The dragon made a soft sound, almost a purr, vibrating through its body into mine. Then, something extraordinary happened – a feeling brushed against my mind, not words exactly, but an impression: understanding. Approval. Protection.
I pulled back in shock, staring into those intelligent eyes. “Was that you?”
It blinked slowly, deliberately, and the sensation came again – stronger this time, a sense of connection that went beyond physical contact. Not speech, but communication nonetheless.
“How is this possible?” I whispered, awe replacing fear as the connection strengthened. Through it came impressions rather than thoughts – flight, freedom, hunt, protect. Simple concepts but unmistakably intentional.
The dragon nudged me gently, and one final impression came through with crystal clarity: mine.

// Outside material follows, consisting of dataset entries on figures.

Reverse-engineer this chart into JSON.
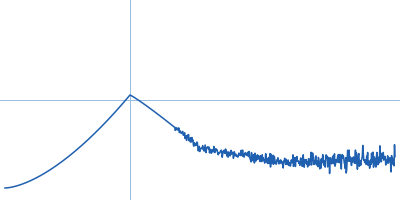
{
  "line_color": "#2060b0",
  "background_color": "#ffffff",
  "crosshair_color": "#99bbdd",
  "crosshair_linewidth": 0.7,
  "line_width": 1.1,
  "figsize": [
    4.0,
    2.0
  ],
  "dpi": 100,
  "noise_seed": 7
}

I wasn’t its master or its rider. I was its chosen. Its companion.
“Livia?” Tarshi’s voice broke the moment. “Storm’s coming. We should find shelter before it hits.”
I turned to find both men watching me with concern, their earlier animosity temporarily set aside. The dragon straightened, the mental connection fading but not disappearing entirely – a gentle presence at the edge of my awareness.
“Yes,” I said, noting the darkening sky. “There’s a rock formation a few miles east. We might find a cave or overhang there.” There was. My father had often taken Tarus and I there. It would only be another two or three miles to where our village had been, but I couldn’t face the idea of going there. I doubted there was anything left anyway.
We gathered our supplies quickly, the wind now strong enough to send small pebbles skittering across the ground. The dragon bent low, allowing us to mount, all three of us settling awkwardly along its neck. Septimus positioned himself behind me, as far from Tarshi as possible, but he didn’t complain.
As the dragon launched into the air, powerful wings struggling slightly against the strengthening wind, I felt the first hint of raindrops – rare and precious in this arid land. Below us, the desert floor was a tapestry of reds and golds, mesmerizing in its desolation. Ahead, the distant horizon was hidden behind the approaching wall of the storm, and somewhere beyond it, the Imperial City waited.
I had escaped the arena only to set my sights on an even more dangerous prize. Perhaps it was madness, as both men believed. But as the dragon carried us toward the promised shelter, I felt something like purpose hardening within me. Not just running from, but running toward.
Toward answers. Toward justice. Toward a future that, against all odds, might hold more than mere survival.
Sand swirled around us as the storm’s leading edge caught up with our flight. Through driving grit and thickening air, the dragon pressed onward, as determined as I was to face whatever lay ahead. Behind me, Septimus’s arms tightened around my waist, while Tarshi guided the dragon with gentle pressure from his knees.
Three escaped slaves on a stolen dragon, flying into the heart of a storm. It was either the beginning of something magnificent or the most elaborate suicide I could have imagined.
Either way, I was finally free to choose my own fate. And I chose vengeance.